According to the latest update from the State Bank of Pakistan (SBP), the country will repay $21.2 billion in principal debt and an additional $3.6 billion in interest payments, totalling $24.8 billion for the year. On Monday, the central bank had estimated repayments at $26.2 billion, including $4 billion in interest. The bank did not provide an explanation for the reduction in the forecast.
The detailed breakdown reveals that Pakistan was scheduled to repay nearly $5 billion in July alone, including $437 million in interest. An additional $2 billion is due in the next two months (August and September 2024), including $545 million in interest to global lenders. The remaining $17.8 billion, including $2.6 billion in interest, will be paid in the last three quarters of the fiscal year (October 2024 to June 2025).

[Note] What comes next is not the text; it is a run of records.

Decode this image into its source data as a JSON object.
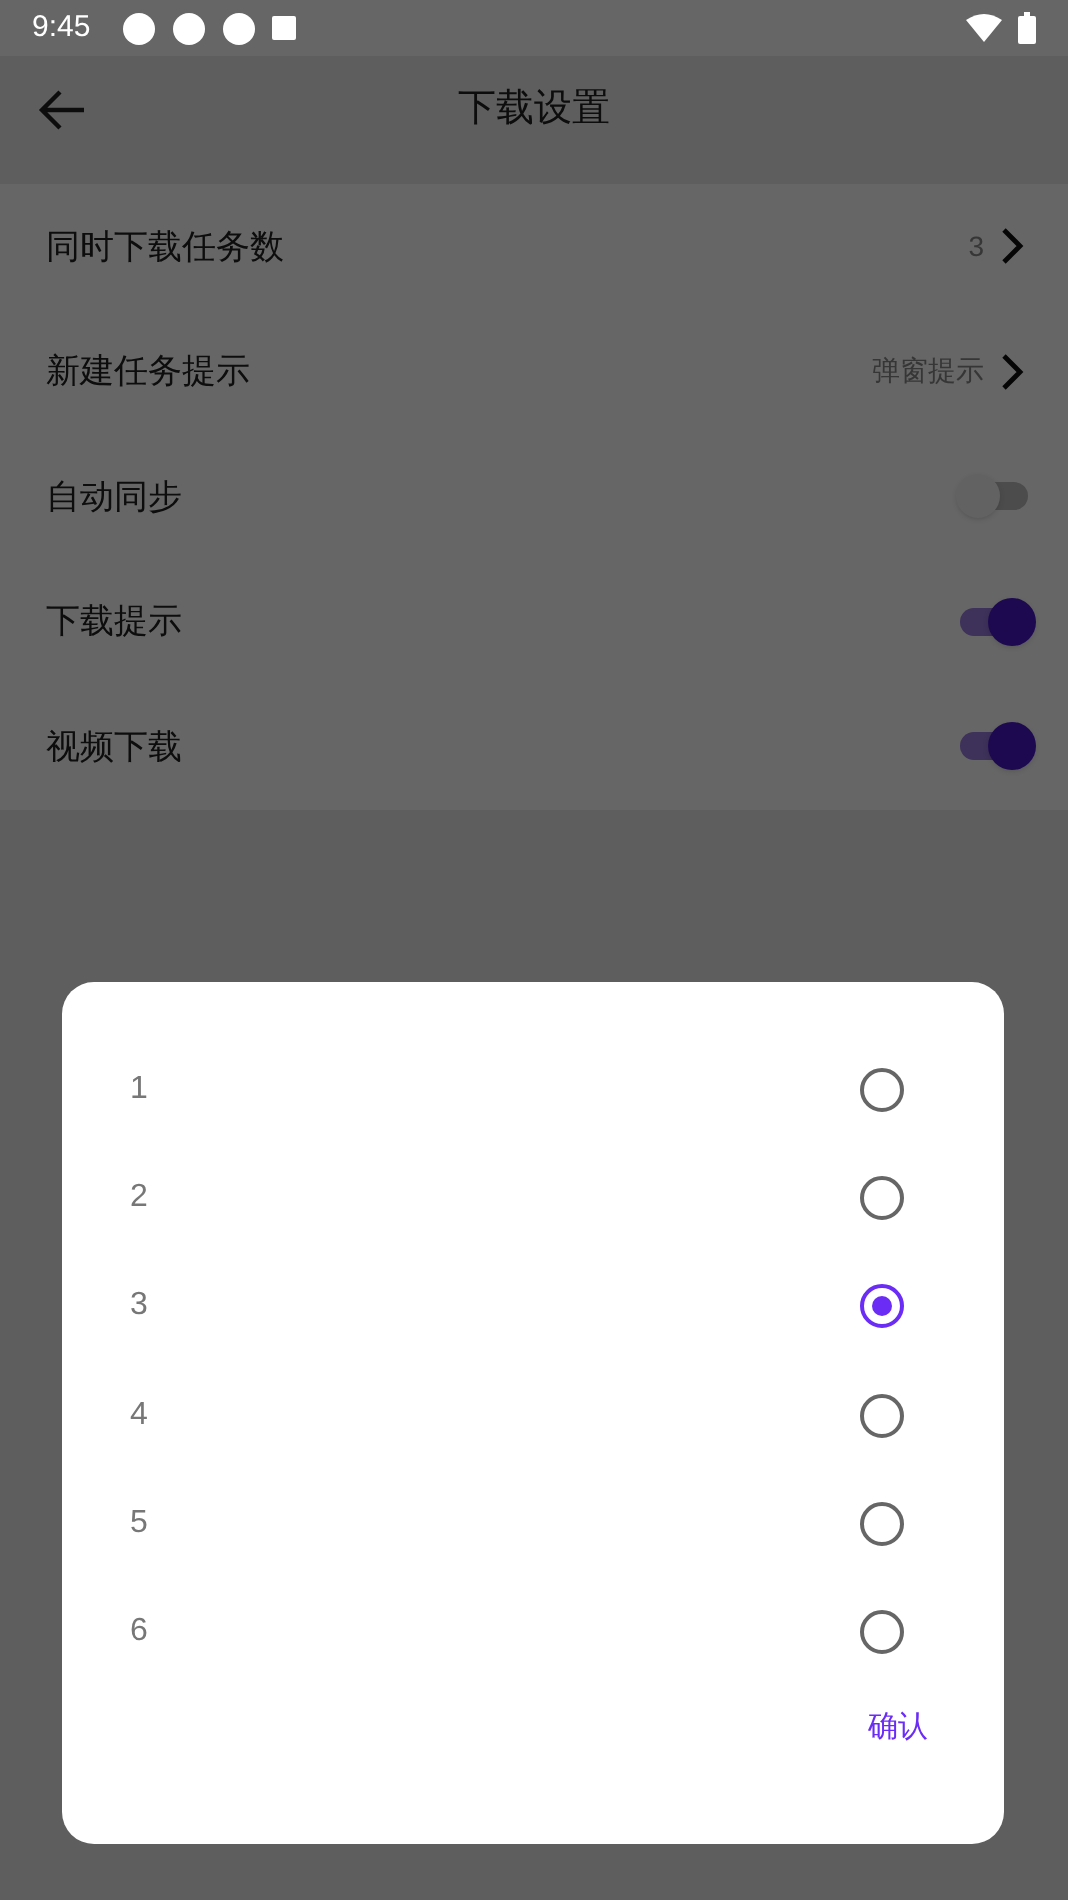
{
  "status_bar": {
    "time": "9:45"
  },
  "app_bar": {
    "title": "下载设置"
  },
  "settings": [
    {
      "kind": "link",
      "label": "同时下载任务数",
      "value": "3"
    },
    {
      "kind": "link",
      "label": "新建任务提示",
      "value": "弹窗提示"
    },
    {
      "kind": "toggle",
      "label": "自动同步",
      "on": false
    },
    {
      "kind": "toggle",
      "label": "下载提示",
      "on": true
    },
    {
      "kind": "toggle",
      "label": "视频下载",
      "on": true
    }
  ],
  "dialog": {
    "options": [
      {
        "label": "1",
        "selected": false
      },
      {
        "label": "2",
        "selected": false
      },
      {
        "label": "3",
        "selected": true
      },
      {
        "label": "4",
        "selected": false
      },
      {
        "label": "5",
        "selected": false
      },
      {
        "label": "6",
        "selected": false
      }
    ],
    "confirm_button": "确认"
  }
}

Topline Securities CEO Muhammad Sohail noted that the lower repayments in the coming months could boost the country’s foreign exchange reserves from the current $9.1 billion, particularly with the anticipated start of a $7 billion loan programme in August or September 2024. “The due amount in August and September 2024 seems to be only 8% of total obligations for the year. As a result, we believe, with the International Monetary Fund (IMF) approval expected by the end of August, FX reserves will improve,” he said.
At a press conference on Monday, SBP Governor Jameel Ahmad reassured that Pakistan does not face a foreign debt repayment crisis in FY25, as the current foreign exchange reserves of $9.1 billion are higher than the total debt repayment requirement of $9 billion, including interest, for the remaining 11 months (August-June) of the fiscal year. Ahmad added that Pakistan is expected to secure rollovers of another $14.3 billion from bilateral creditors like Saudi Arabia, Qatar, and China, as well as from bilateral commercial loans, primarily from Chinese banks.
Ahmad also reported that Pakistan had already received a rollover of $2 billion and paid $1.1 billion in the first 29 days of July 2024. Despite these notable payments, the country’s foreign exchange reserves decreased by only $400 million in the week ending July 19, marking a rare drop in the past month.
Ahmad projected that the SBP’s foreign exchange reserves would increase by $4 billion, reaching $13 billion by the end of the current fiscal year on June 30, 2025, driven by encouraging inflows of workers’ remittances and export earnings. Additionally, the anticipated approval of the IMF loan programme would unlock further multilateral and bilateral inflows, helping the country meet its foreign debt obligations on time.